De quoi une chanteuse irlandaise peut-elle bien parler ? Que peut lui inspirer sa Muse celte ? Quelle colère peut-elle chanter ?
De quels héros populaires peut-elle parler ? De quels rebelles, de quels martyrs ? C’est une chanson à caractère politico-social. « Famine » indique le titre. Il s’agit de parler de la grande famine qui a touché l’Irlande au XIXe siècle.
"I want to talk about the famine / about the fact that there never really was one / there was no famine "
« Famine ». Un titre qui finalement n’en est presque pas un. Un titre qui s’efface, s’abolit. Un titre brandi pour mieux dire comment les choses sont mal nommées.
Il n’y a pas eu de famine. Une sorte de durassien « Tu n’as rien vu, en Irlande ». Elle fait état du fait que dans le pays il y avait bel et bien de quoi manger mais que toute la nourriture était transformée en produits d’exportations. À part les patates. Les Irlandais étaient condamnés à ne manger que ça.
Elle parle de ce qu’on nomme communément « The Great Hunger » et qu’elle qualifie de famine organisée, comme, dans d’autres cas, on parle de crime organisé.
Cette grande famine a sévi en Irlande entre 1845 et 1852. On en connaît les résultats. L’exil, l’instinct de survie. On pense à ces navigations erratiques en pleine mer, à ces migrants, à ces réfugiés. On pense à ces familles accablées qui quittèrent l’Irlande, à la recherche d’une nouvelle terre. Et ceux qui sont restés, qui sont morts de faim ou du choléra. Les Irlandais les enterraient, faute de place dans les cimetières, dans le sable des plages d’Irlande. Des années plus tard, leurs ossements surgissaient aux yeux des enfants, qui les déterraient, par hasard, en jouant.
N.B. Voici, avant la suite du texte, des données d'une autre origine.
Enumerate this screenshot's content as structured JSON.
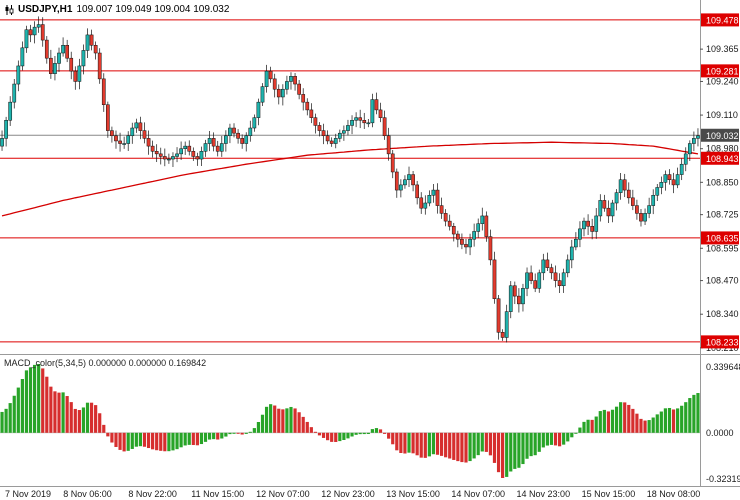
{
  "header": {
    "symbol": "USDJPY,H1",
    "ohlc": "109.007 109.049 109.004 109.032"
  },
  "chart_data": {
    "type": "candlestick",
    "title": "USDJPY,H1",
    "open": 109.007,
    "high": 109.049,
    "low": 109.004,
    "close": 109.032,
    "price_max": 109.555,
    "price_min": 108.19,
    "first_open": 108.99,
    "price_axis_ticks": [
      109.365,
      109.24,
      109.11,
      108.98,
      108.85,
      108.725,
      108.595,
      108.47,
      108.34,
      108.21
    ],
    "hlines": [
      109.478,
      109.281,
      108.943,
      108.635,
      108.233
    ],
    "current_price": 109.032,
    "x_labels": [
      "7 Nov 2019",
      "8 Nov 06:00",
      "8 Nov 22:00",
      "11 Nov 15:00",
      "12 Nov 07:00",
      "12 Nov 23:00",
      "13 Nov 15:00",
      "14 Nov 07:00",
      "14 Nov 23:00",
      "15 Nov 15:00",
      "18 Nov 08:00"
    ],
    "x_label_indices": [
      5,
      21,
      37,
      53,
      69,
      85,
      101,
      117,
      133,
      149,
      165
    ],
    "closes": [
      109.02,
      109.09,
      109.16,
      109.23,
      109.3,
      109.37,
      109.44,
      109.42,
      109.45,
      109.46,
      109.4,
      109.33,
      109.27,
      109.31,
      109.35,
      109.38,
      109.33,
      109.28,
      109.24,
      109.3,
      109.36,
      109.42,
      109.38,
      109.35,
      109.25,
      109.15,
      109.05,
      109.03,
      109.01,
      109.0,
      109.0,
      109.03,
      109.06,
      109.08,
      109.05,
      109.02,
      108.99,
      108.97,
      108.96,
      108.95,
      108.94,
      108.94,
      108.95,
      108.96,
      108.98,
      108.99,
      108.97,
      108.95,
      108.94,
      108.97,
      109.0,
      109.02,
      108.99,
      108.97,
      109.0,
      109.03,
      109.06,
      109.04,
      109.02,
      109.0,
      109.03,
      109.06,
      109.1,
      109.16,
      109.22,
      109.28,
      109.25,
      109.21,
      109.18,
      109.21,
      109.24,
      109.26,
      109.23,
      109.19,
      109.16,
      109.13,
      109.1,
      109.07,
      109.05,
      109.03,
      109.01,
      109.0,
      109.02,
      109.04,
      109.05,
      109.07,
      109.09,
      109.1,
      109.09,
      109.08,
      109.08,
      109.17,
      109.13,
      109.1,
      109.03,
      108.96,
      108.89,
      108.82,
      108.84,
      108.86,
      108.88,
      108.84,
      108.79,
      108.75,
      108.77,
      108.8,
      108.82,
      108.76,
      108.73,
      108.7,
      108.68,
      108.65,
      108.63,
      108.61,
      108.6,
      108.63,
      108.66,
      108.69,
      108.72,
      108.64,
      108.55,
      108.4,
      108.27,
      108.25,
      108.35,
      108.45,
      108.41,
      108.38,
      108.44,
      108.5,
      108.47,
      108.44,
      108.5,
      108.55,
      108.52,
      108.5,
      108.47,
      108.45,
      108.5,
      108.55,
      108.6,
      108.63,
      108.67,
      108.7,
      108.68,
      108.66,
      108.72,
      108.78,
      108.75,
      108.72,
      108.77,
      108.81,
      108.86,
      108.82,
      108.79,
      108.76,
      108.73,
      108.7,
      108.73,
      108.76,
      108.8,
      108.83,
      108.85,
      108.88,
      108.86,
      108.84,
      108.88,
      108.92,
      108.96,
      109.0,
      109.02,
      109.03
    ],
    "ma_anchors": [
      [
        0,
        108.72
      ],
      [
        15,
        108.78
      ],
      [
        30,
        108.83
      ],
      [
        45,
        108.88
      ],
      [
        60,
        108.92
      ],
      [
        75,
        108.955
      ],
      [
        90,
        108.975
      ],
      [
        105,
        108.99
      ],
      [
        120,
        109.0
      ],
      [
        135,
        109.005
      ],
      [
        150,
        109.0
      ],
      [
        160,
        108.99
      ],
      [
        171,
        108.96
      ]
    ],
    "macd": {
      "label": "MACD_color(5,34,5) 0.000000 0.000000 0.169842",
      "fast": 5,
      "slow": 34,
      "signal": 5,
      "axis_max_label": "0.339648",
      "axis_zero_label": "0.0000",
      "axis_min_label": "-0.323194"
    },
    "colors": {
      "up": "#1fb3ad",
      "down": "#e23b2e",
      "macd_up": "#28a428",
      "macd_down": "#d62e2e",
      "hline": "#dd0000",
      "ma": "#d40000",
      "current_box": "#4a4a4a",
      "axis_text": "#1a1a1a"
    }
  }
}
La chanteuse affirme donc d’emblée qu’il n’y a jamais eu de famine. Il s’agissait du résultat de l’oppression des Anglais. L’oppression était portée à un degré assez haut. Une forme de totalitarisme que de contrôler l’alimentation d’un peuple. « See, Irish people were only allowed to eat potatoes. /All of the other food—meat, fish, vegetables—were shipped out of the country under armed guard to England, while the Irish people starved. »
Et cela a continué.
Les Irlandais ont été aliénés, dépossédés de leur histoire. Le pouvoir empêcha les enfants de parler irlandais. Sinead O’Connor considère que le peuple a été infantilisé. Pire, que les Anglais l’ont privé de sa mémoire. Les mots sont durs pour évoquer les dégâts provoqués par les turpitudes des Anglais. Addictions, autodestruction, suicides sur fond de patriarcat et de colonialisme.
Le texte comporte deux strophes identiques. Elles sont chantées par un chœur. Dans ces deux passages, Sinead O’Connor n’emprunte rien moins qu’aux Beatles. Elle reprend le refrain d’ « Eleanor Rigby ». Presque trente ans après sa création par Paul MacCartney et John Lennon, la chanteuse lui donne un nouvel écho.
Elle fait allusion à un classique des Beatles qui met en lumière le quotidien d’une femme de peu. Eleanor Rigby s’occupe de l’entretien de l’église où officie le Père Mc Kenzie. Elle vit sa modeste existence, entre mariage, salpêtre et un homme d’Église un peu déprimé par le spectacle de tous ces bancs vidés par une foi ébranlée.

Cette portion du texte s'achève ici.